As Whitey stood near the bunk house and thought of these things, his eye was attracted by a speck moving toward him across the prairie. He watched it with the interest one might have in a ship at sea; as one watches in a place in which few moving things are seen. The speck was small, and was coming toward Whitey slowly.

From around the corner of the bunk house Injun approached. It will be remembered by those who have read of Injun that he was very fond of pink pajamas. As garments, pink pajamas seemed to Injun to be the real thing. It had been hard to convince him that they were not proper for everyday wear, but when he was half convinced of this fact, he had done the next best thing, and taken to a very pink shirt. This, tucked in a large pair of men's trousers, below which were beaded moccasins, was Injun's costume, which he wore with quiet dignity.
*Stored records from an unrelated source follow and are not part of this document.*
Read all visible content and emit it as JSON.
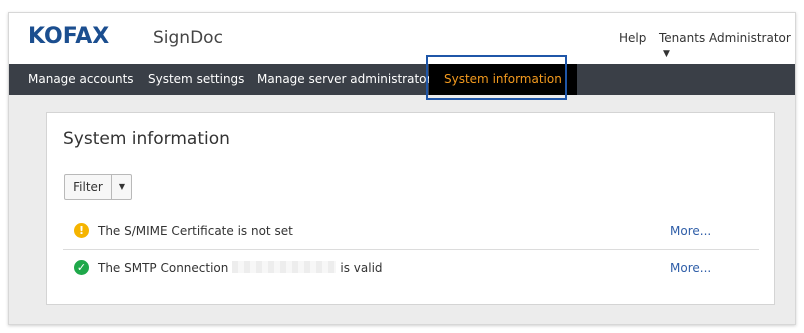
{
  "header": {
    "logo_text": "KOFAX",
    "product_name": "SignDoc",
    "help_label": "Help",
    "user_menu_label": "Tenants Administrator"
  },
  "nav": {
    "items": [
      {
        "label": "Manage accounts"
      },
      {
        "label": "System settings"
      },
      {
        "label": "Manage server administrators"
      },
      {
        "label": "System information"
      }
    ],
    "active_index": 3
  },
  "panel": {
    "title": "System information",
    "filter_label": "Filter",
    "rows": [
      {
        "status": "warning",
        "message": "The S/MIME Certificate is not set",
        "link": "More..."
      },
      {
        "status": "ok",
        "message_before": "The SMTP Connection",
        "message_after": "is valid",
        "link": "More..."
      }
    ]
  },
  "colors": {
    "brand": "#1b4e8f",
    "navbar": "#3a3f47",
    "active_tab_text": "#f39a1e",
    "warning": "#f5b400",
    "success": "#1fa84a",
    "link": "#2f5ea8"
  },
  "icons": {
    "warning": "exclamation-circle-icon",
    "ok": "check-circle-icon",
    "dropdown": "caret-down-icon"
  }
}
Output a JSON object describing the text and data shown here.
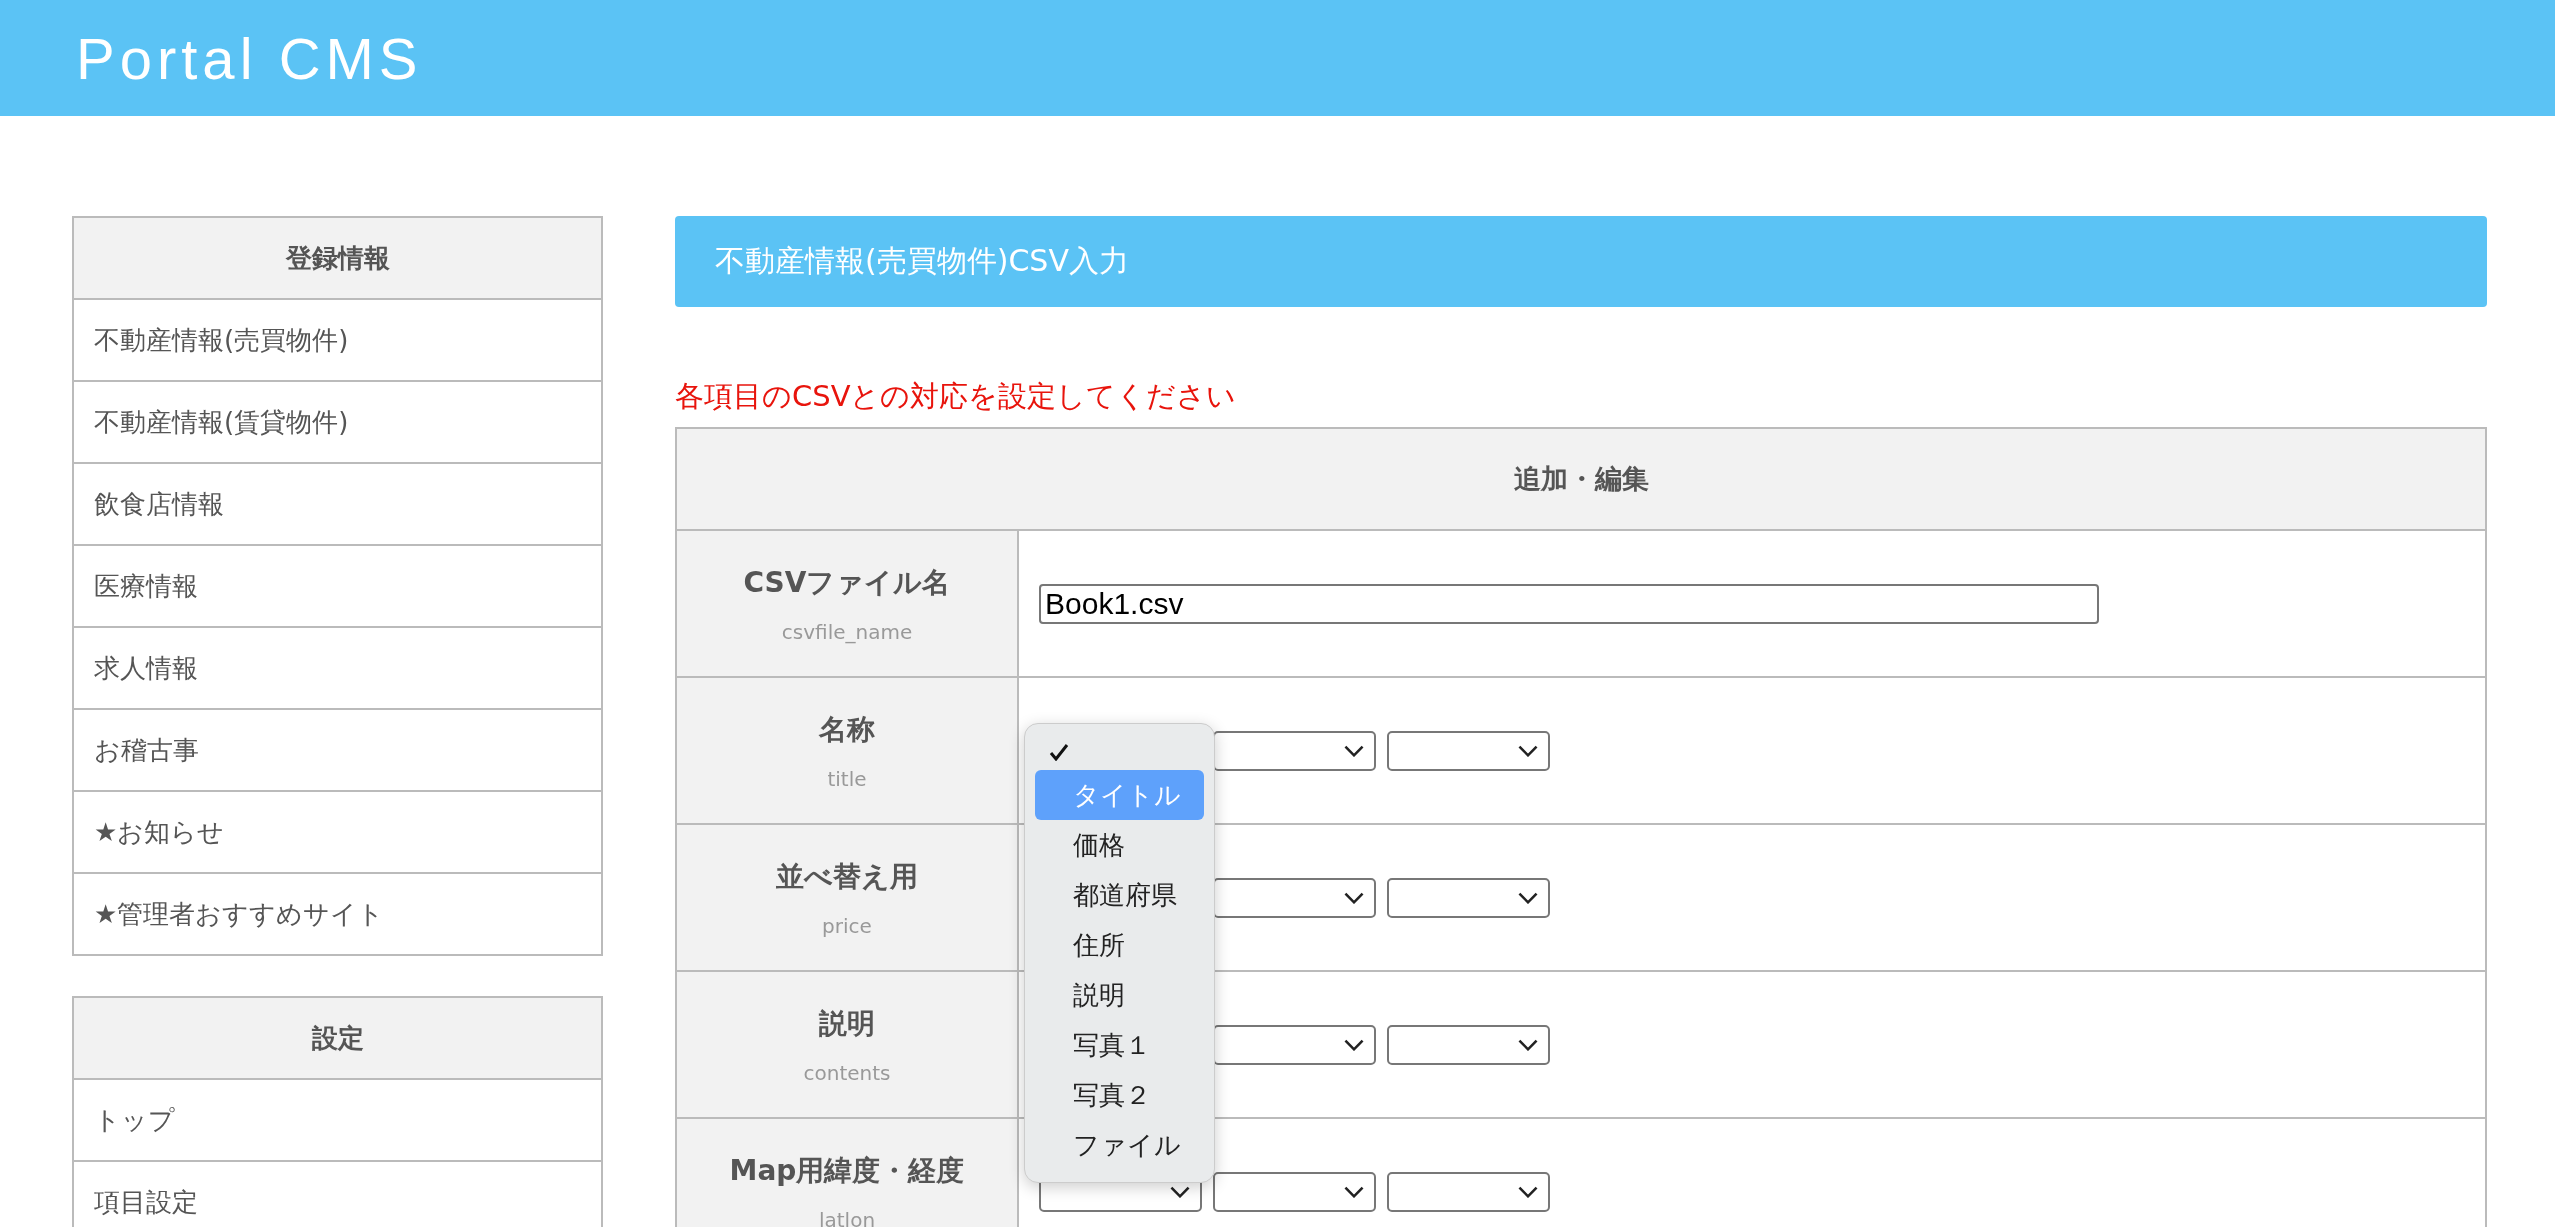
{
  "header": {
    "title": "Portal CMS"
  },
  "sidebar": [
    {
      "heading": "登録情報",
      "items": [
        {
          "label": "不動産情報(売買物件)"
        },
        {
          "label": "不動産情報(賃貸物件)"
        },
        {
          "label": "飲食店情報"
        },
        {
          "label": "医療情報"
        },
        {
          "label": "求人情報"
        },
        {
          "label": "お稽古事"
        },
        {
          "label": "★お知らせ"
        },
        {
          "label": "★管理者おすすめサイト"
        }
      ]
    },
    {
      "heading": "設定",
      "items": [
        {
          "label": "トップ"
        },
        {
          "label": "項目設定"
        }
      ]
    }
  ],
  "main": {
    "title": "不動産情報(売買物件)CSV入力",
    "notice": "各項目のCSVとの対応を設定してください",
    "table": {
      "heading": "追加・編集",
      "rows": [
        {
          "kind": "text",
          "label": "CSVファイル名",
          "key": "csvfile_name",
          "value": "Book1.csv"
        },
        {
          "kind": "selects",
          "label": "名称",
          "key": "title",
          "selects": [
            {
              "kind": "select"
            },
            {
              "kind": "select"
            }
          ]
        },
        {
          "kind": "selects",
          "label": "並べ替え用",
          "key": "price",
          "selects": [
            {
              "kind": "select"
            },
            {
              "kind": "select"
            }
          ]
        },
        {
          "kind": "selects",
          "label": "説明",
          "key": "contents",
          "selects": [
            {
              "kind": "select"
            },
            {
              "kind": "select"
            }
          ]
        },
        {
          "kind": "selects",
          "label": "Map用緯度・経度",
          "key": "latlon",
          "selects": [
            {
              "kind": "select"
            },
            {
              "kind": "select"
            },
            {
              "kind": "select"
            }
          ]
        }
      ]
    },
    "dropdown": {
      "blank_checked": true,
      "options": [
        {
          "label": "タイトル",
          "selected": true
        },
        {
          "label": "価格",
          "selected": false
        },
        {
          "label": "都道府県",
          "selected": false
        },
        {
          "label": "住所",
          "selected": false
        },
        {
          "label": "説明",
          "selected": false
        },
        {
          "label": "写真１",
          "selected": false
        },
        {
          "label": "写真２",
          "selected": false
        },
        {
          "label": "ファイル",
          "selected": false
        }
      ]
    }
  }
}
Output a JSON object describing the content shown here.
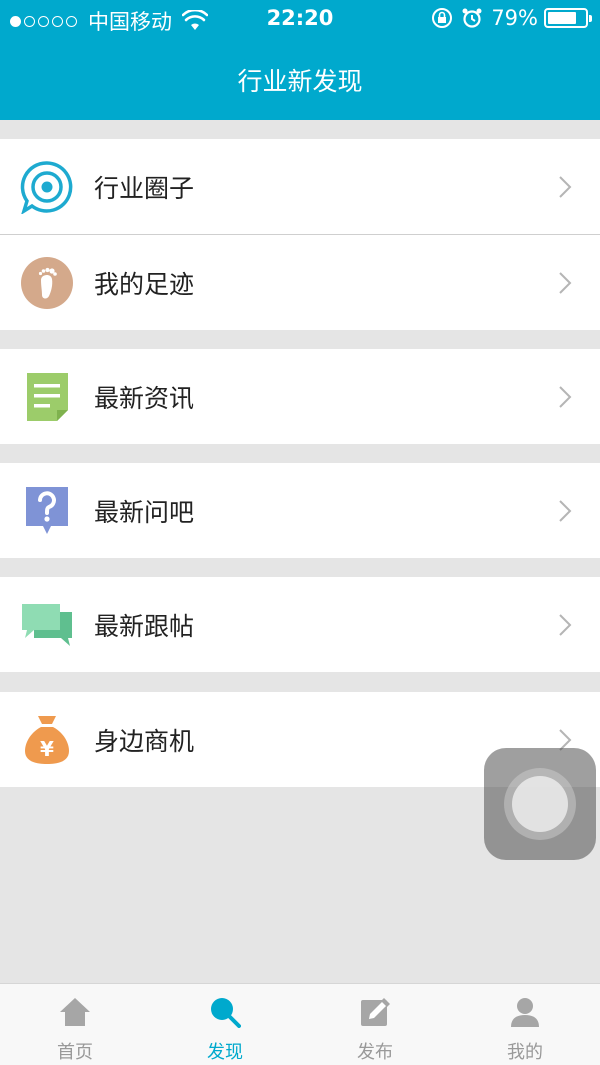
{
  "status_bar": {
    "carrier": "中国移动",
    "time": "22:20",
    "battery_percent": "79%",
    "battery_level": 0.79,
    "signal_bars_filled": 1,
    "signal_bars_total": 5
  },
  "header": {
    "title": "行业新发现"
  },
  "menu": [
    {
      "label": "行业圈子",
      "icon": "target-chat-icon",
      "color": "#1eaad0"
    },
    {
      "label": "我的足迹",
      "icon": "footprint-icon",
      "color": "#d4a98b"
    },
    {
      "label": "最新资讯",
      "icon": "document-icon",
      "color": "#9ccc6a"
    },
    {
      "label": "最新问吧",
      "icon": "question-icon",
      "color": "#7f93d6"
    },
    {
      "label": "最新跟帖",
      "icon": "chat-bubbles-icon",
      "color": "#7dd3a6"
    },
    {
      "label": "身边商机",
      "icon": "money-bag-icon",
      "color": "#ef9a4e"
    }
  ],
  "tabs": [
    {
      "label": "首页",
      "icon": "home-icon",
      "active": false
    },
    {
      "label": "发现",
      "icon": "search-icon",
      "active": true
    },
    {
      "label": "发布",
      "icon": "edit-icon",
      "active": false
    },
    {
      "label": "我的",
      "icon": "user-icon",
      "active": false
    }
  ],
  "colors": {
    "accent": "#00a9cd",
    "inactive": "#999999",
    "background": "#e5e5e5"
  }
}
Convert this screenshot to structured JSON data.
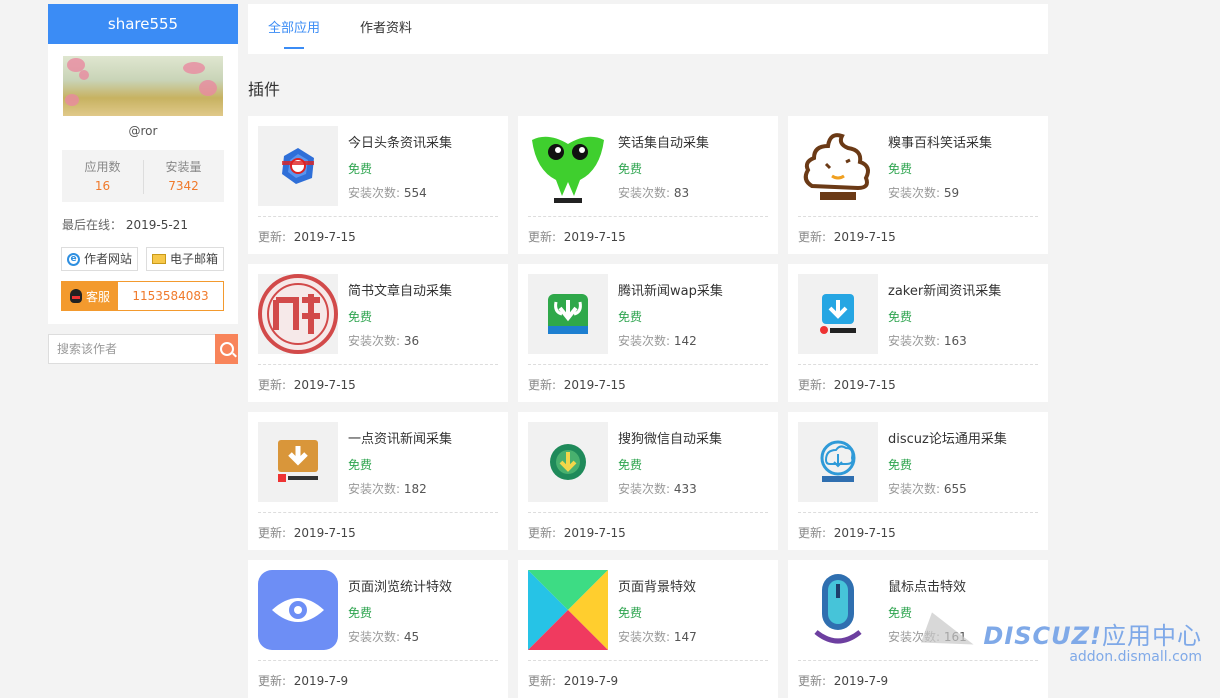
{
  "author": {
    "name": "share555",
    "handle": "@ror",
    "stats": [
      {
        "label": "应用数",
        "value": "16"
      },
      {
        "label": "安装量",
        "value": "7342"
      }
    ],
    "last_online_label": "最后在线：",
    "last_online_value": "2019-5-21",
    "website_label": "作者网站",
    "email_label": "电子邮箱",
    "service_label": "客服",
    "service_number": "1153584083",
    "search_placeholder": "搜索该作者"
  },
  "tabs": [
    {
      "label": "全部应用",
      "active": true
    },
    {
      "label": "作者资料",
      "active": false
    }
  ],
  "section_title": "插件",
  "labels": {
    "installs": "安装次数:",
    "update": "更新:"
  },
  "plugins": [
    {
      "title": "今日头条资讯采集",
      "price": "免费",
      "installs": "554",
      "updated": "2019-7-15",
      "icon": "toutiao-icon"
    },
    {
      "title": "笑话集自动采集",
      "price": "免费",
      "installs": "83",
      "updated": "2019-7-15",
      "icon": "xiaohuaji-icon"
    },
    {
      "title": "糗事百科笑话采集",
      "price": "免费",
      "installs": "59",
      "updated": "2019-7-15",
      "icon": "qiushibaike-icon"
    },
    {
      "title": "简书文章自动采集",
      "price": "免费",
      "installs": "36",
      "updated": "2019-7-15",
      "icon": "jianshu-icon"
    },
    {
      "title": "腾讯新闻wap采集",
      "price": "免费",
      "installs": "142",
      "updated": "2019-7-15",
      "icon": "tencent-news-icon"
    },
    {
      "title": "zaker新闻资讯采集",
      "price": "免费",
      "installs": "163",
      "updated": "2019-7-15",
      "icon": "zaker-icon"
    },
    {
      "title": "一点资讯新闻采集",
      "price": "免费",
      "installs": "182",
      "updated": "2019-7-15",
      "icon": "yidian-icon"
    },
    {
      "title": "搜狗微信自动采集",
      "price": "免费",
      "installs": "433",
      "updated": "2019-7-15",
      "icon": "sogou-weixin-icon"
    },
    {
      "title": "discuz论坛通用采集",
      "price": "免费",
      "installs": "655",
      "updated": "2019-7-15",
      "icon": "discuz-icon"
    },
    {
      "title": "页面浏览统计特效",
      "price": "免费",
      "installs": "45",
      "updated": "2019-7-9",
      "icon": "eye-icon"
    },
    {
      "title": "页面背景特效",
      "price": "免费",
      "installs": "147",
      "updated": "2019-7-9",
      "icon": "play-triangle-icon"
    },
    {
      "title": "鼠标点击特效",
      "price": "免费",
      "installs": "161",
      "updated": "2019-7-9",
      "icon": "mouse-icon"
    }
  ],
  "watermark": {
    "brand": "DISCUZ!",
    "brand_cn": "应用中心",
    "url": "addon.dismall.com"
  }
}
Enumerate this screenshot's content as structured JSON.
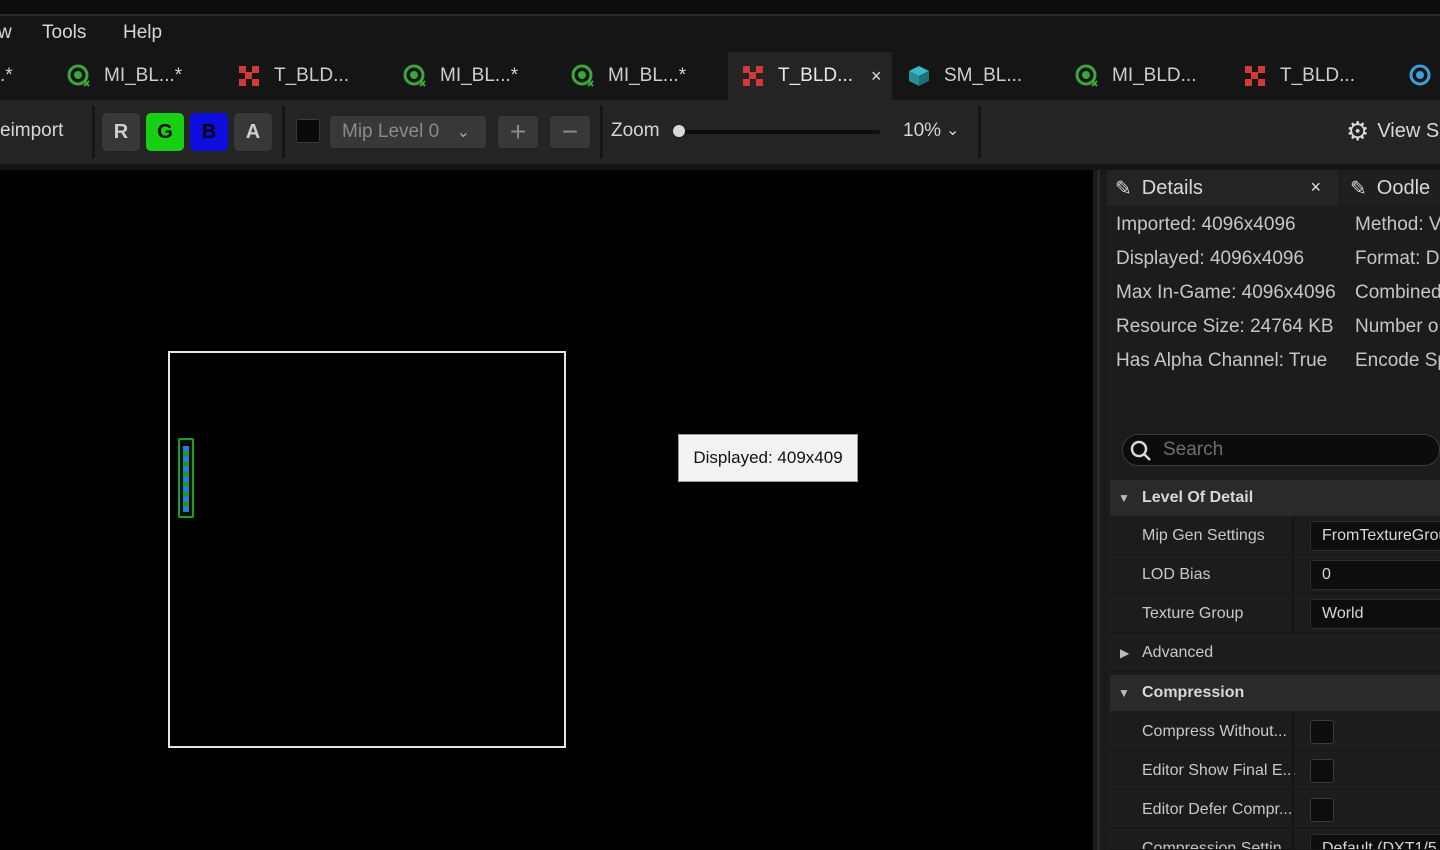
{
  "menu": {
    "partial": "w",
    "tools": "Tools",
    "help": "Help"
  },
  "tabs": [
    {
      "label": ".*",
      "icon": "material-instance-icon"
    },
    {
      "label": "MI_BL...*",
      "icon": "material-instance-icon"
    },
    {
      "label": "T_BLD...",
      "icon": "texture-icon"
    },
    {
      "label": "MI_BL...*",
      "icon": "material-instance-icon"
    },
    {
      "label": "MI_BL...*",
      "icon": "material-instance-icon"
    },
    {
      "label": "T_BLD...",
      "icon": "texture-icon",
      "active": true,
      "close": "×"
    },
    {
      "label": "SM_BL...",
      "icon": "static-mesh-icon"
    },
    {
      "label": "MI_BLD...",
      "icon": "material-instance-icon"
    },
    {
      "label": "T_BLD...",
      "icon": "texture-icon"
    }
  ],
  "toolbar": {
    "reimport": "eimport",
    "channels": [
      "R",
      "G",
      "B",
      "A"
    ],
    "mip_level": "Mip Level 0",
    "plus": "+",
    "minus": "−",
    "zoom_label": "Zoom",
    "zoom_value": "10%",
    "zoom_fraction": 0,
    "view_settings": "View S"
  },
  "viewport": {
    "tooltip": "Displayed: 409x409"
  },
  "details": {
    "tab_label": "Details",
    "tab_close": "×",
    "oodle_tab": "Oodle",
    "info_left": [
      "Imported: 4096x4096",
      "Displayed: 4096x4096",
      "Max In-Game: 4096x4096",
      "Resource Size: 24764 KB",
      "Has Alpha Channel: True"
    ],
    "info_right": [
      "Method: V",
      "Format: D",
      "Combined",
      "Number o",
      "Encode Sp"
    ],
    "search_placeholder": "Search",
    "level_of_detail": {
      "title": "Level Of Detail",
      "mip_gen_label": "Mip Gen Settings",
      "mip_gen_value": "FromTextureGrou",
      "lod_bias_label": "LOD Bias",
      "lod_bias_value": "0",
      "texture_group_label": "Texture Group",
      "texture_group_value": "World",
      "advanced_label": "Advanced"
    },
    "compression": {
      "title": "Compression",
      "compress_without_label": "Compress Without...",
      "editor_show_label": "Editor Show Final E...",
      "editor_defer_label": "Editor Defer Compr...",
      "compression_settings_label": "Compression Settin",
      "compression_settings_value": "Default (DXT1/5"
    }
  },
  "colors": {
    "green_channel": "#16d016",
    "blue_channel": "#0d0ddd",
    "panel_bg": "#1c1c1c",
    "toolbar_bg": "#242424"
  }
}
"What do you s'pose that is?" asked Whitey, pointing at the speck.

"Dog," Injun answered briefly.

"A dog!" cried Whitey, who, though he had never ceased to wonder at Injun's keenness of sight, was inclined to question it now. "What can a dog be doing out there?"

"Dunno," Injun replied. "Him dog." Injun's education had not as yet sunk in deep enough to affect his speech.

Whitey again turned his eyes toward the object, which certainly was moving slowly, as though tired, and, as the boys watched, sure enough, began to resolve itself into the shape of a dog. Here at last was something happening to break the dullness of the day. A strange dog twenty-five miles from any place in which a dog would naturally be.

Furthermore, when the animal was near enough to be seen distinctly, he furnished another surprise. He was entirely unlike any of the dogs of that neighborhood—the hounds, collies, or terriers. He was white, short, chunky. His head was very large for his size, his jaw undershot, his mouth enormous, and his lower lip drooped carelessly over a couple of fangs on each side. Under small ears his eyes popped almost out of his head, and his snub nose could scarcely be said to be a nose at all. From a wide chest his body narrowed until it joined a short, twisted tail, and his front legs were bowed, as though he had been in the habit of riding a horse all his life.

Injun gazed at this strange being with something as near surprise as he ever allowed himself. "Him look like frog," he declared.

"Why, it's a bulldog, an English bulldog!" exclaimed Whitey, who had seen many of this breed in the East.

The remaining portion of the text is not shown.